El texto que celebramos cita a Carl Sagan cuando dice que “la Astronomía es una experiencia de humildad y de formación del carácter”. ¿De qué son experiencia las Ciencias del Espacio y sus Tecnologías Aplicadas? El autor del texto que celebramos tiene el oído fino y se da cuenta de que ese cambio curricular no trata sólo de modernizar contenidos, de innovar metodologías o de buscar la utilidad práctica de lo que se aprende. Y ve con claridad meridiana que lo que está en juego es el sentido de lo que somos, la forma de nuestro estar en el mundo. La Astronomía es el modo de mirar las estrellas de los terrícolas, de los que quieren habitar digna y cuidadosamente su minúsculo, hermoso y frágil planeta, de “la gente que no quiere viajar a Marte” (por citar el título del último libro de Jorge Riechmann). Y las Ciencias del Espacio y sus Tecnologías Aplicadas es el modo en que las miran los que creen que “nuestro destino está en la conquista y explotación del sistema solar primero y de las estrellas más lejanas después; y que en nuestro planeta están sólo de paso, y pueden por consiguiente tratarlo como un objeto desechable, una biosfera de usar y tirar”.

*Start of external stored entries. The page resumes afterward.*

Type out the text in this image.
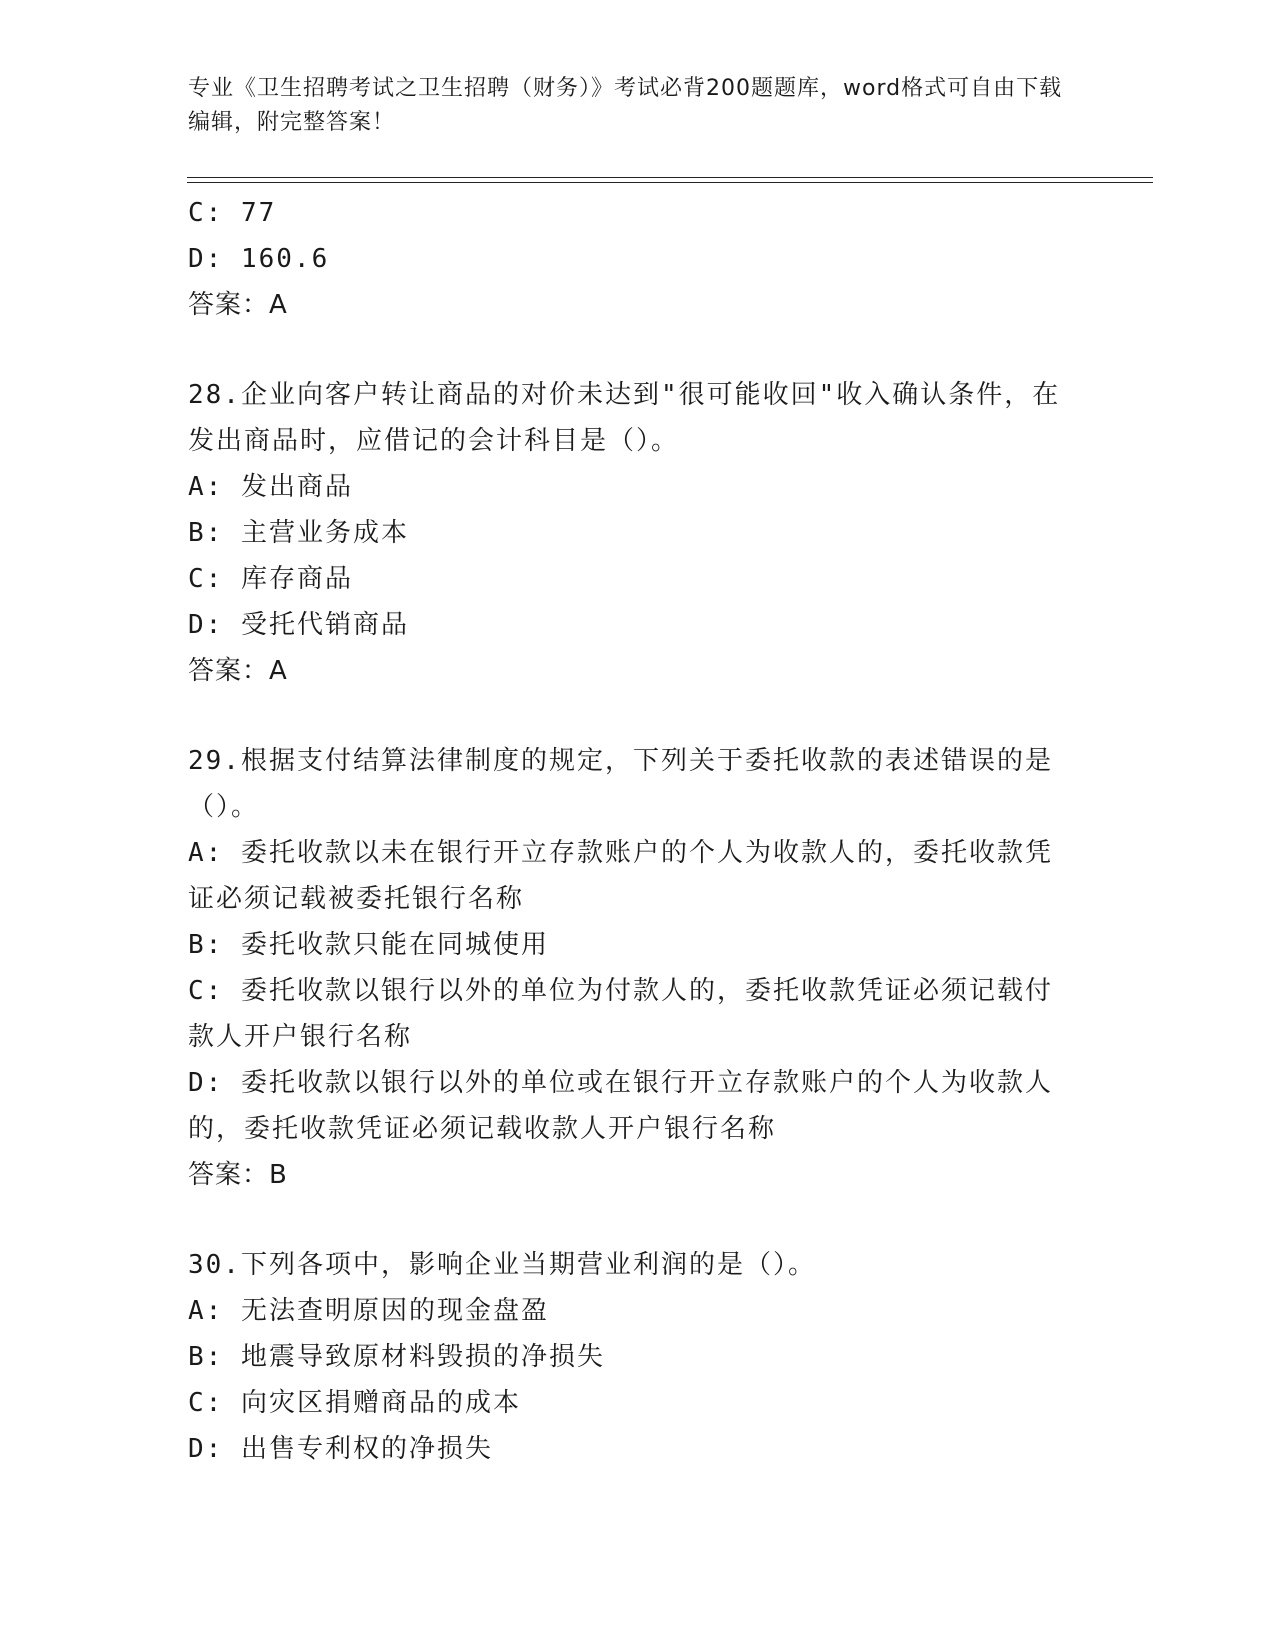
专业《卫生招聘考试之卫生招聘（财务）》考试必背200题题库，word格式可自由下载编辑，附完整答案！

C: 77

D: 160.6

答案：A

28.企业向客户转让商品的对价未达到"很可能收回"收入确认条件，在发出商品时，应借记的会计科目是（）。

A: 发出商品

B: 主营业务成本

C: 库存商品

D: 受托代销商品

答案：A

29.根据支付结算法律制度的规定，下列关于委托收款的表述错误的是（）。

A: 委托收款以未在银行开立存款账户的个人为收款人的，委托收款凭证必须记载被委托银行名称

B: 委托收款只能在同城使用

C: 委托收款以银行以外的单位为付款人的，委托收款凭证必须记载付款人开户银行名称

D: 委托收款以银行以外的单位或在银行开立存款账户的个人为收款人的，委托收款凭证必须记载收款人开户银行名称

答案：B

30.下列各项中，影响企业当期营业利润的是（）。

A: 无法查明原因的现金盘盈

B: 地震导致原材料毁损的净损失

C: 向灾区捐赠商品的成本

D: 出售专利权的净损失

El texto que celebramos es extraordinario también por lo que no dice, por los automatismos discursivos que evita o que ignora, por la prosa limpia y clara con la que expone sus posiciones. No se le escapa ni una palabra de las jergas psicocognitivas del aprender a aprender o del desarrollo de talentos. No cae en ninguna de las jergas sociopedagógicas de las identidades o de los problemas sociales. No trata de vender ningún método innovador o alternativo. No halaga a los jóvenes reivindicando su cultura o convirtiéndolos en protagonistas. No sigue las consignas de los empresarios ni de los emprendedores. Pero, precisamente por eso, no huye de su responsabilidad como profesor, como servidor público, como alguien que interviene sensata y razonablemente en el espacio público para contribuir con sus palabras amables y certeras a las discusiones sobre qué es educación y sobre qué es lo que la República pide (o debería pedir) a sus instituciones educativas.
Y es extraordinario, por último, por la firma. Todo un ejemplo de sobriedad uruguaya y de orgullo de pertenencia. Apenas un nombre (Daniel Fernández), una dedicación profesional a punto de ser declarada obsoleta (docente de Astronomía), y el título de honra de provenir de una institución antigua y prestigiosa, también en peligro de demolición (egresado del Instituto de Profesores Artigas). Nada más y nada menos que un profesor que honra su oficio, su materia y la institución que le hizo lo que es. Y en la que seguramente aprendió que no hay pedagogía digna de su nombre que no empiece, como Platón, enunciando sus principios. Por ejemplo, aprender a vivir en la tierra, pero mirando las estrellas.
Soledad Poggio y Jorge Larrosa son profesores y estudiosos del oficio de profesor.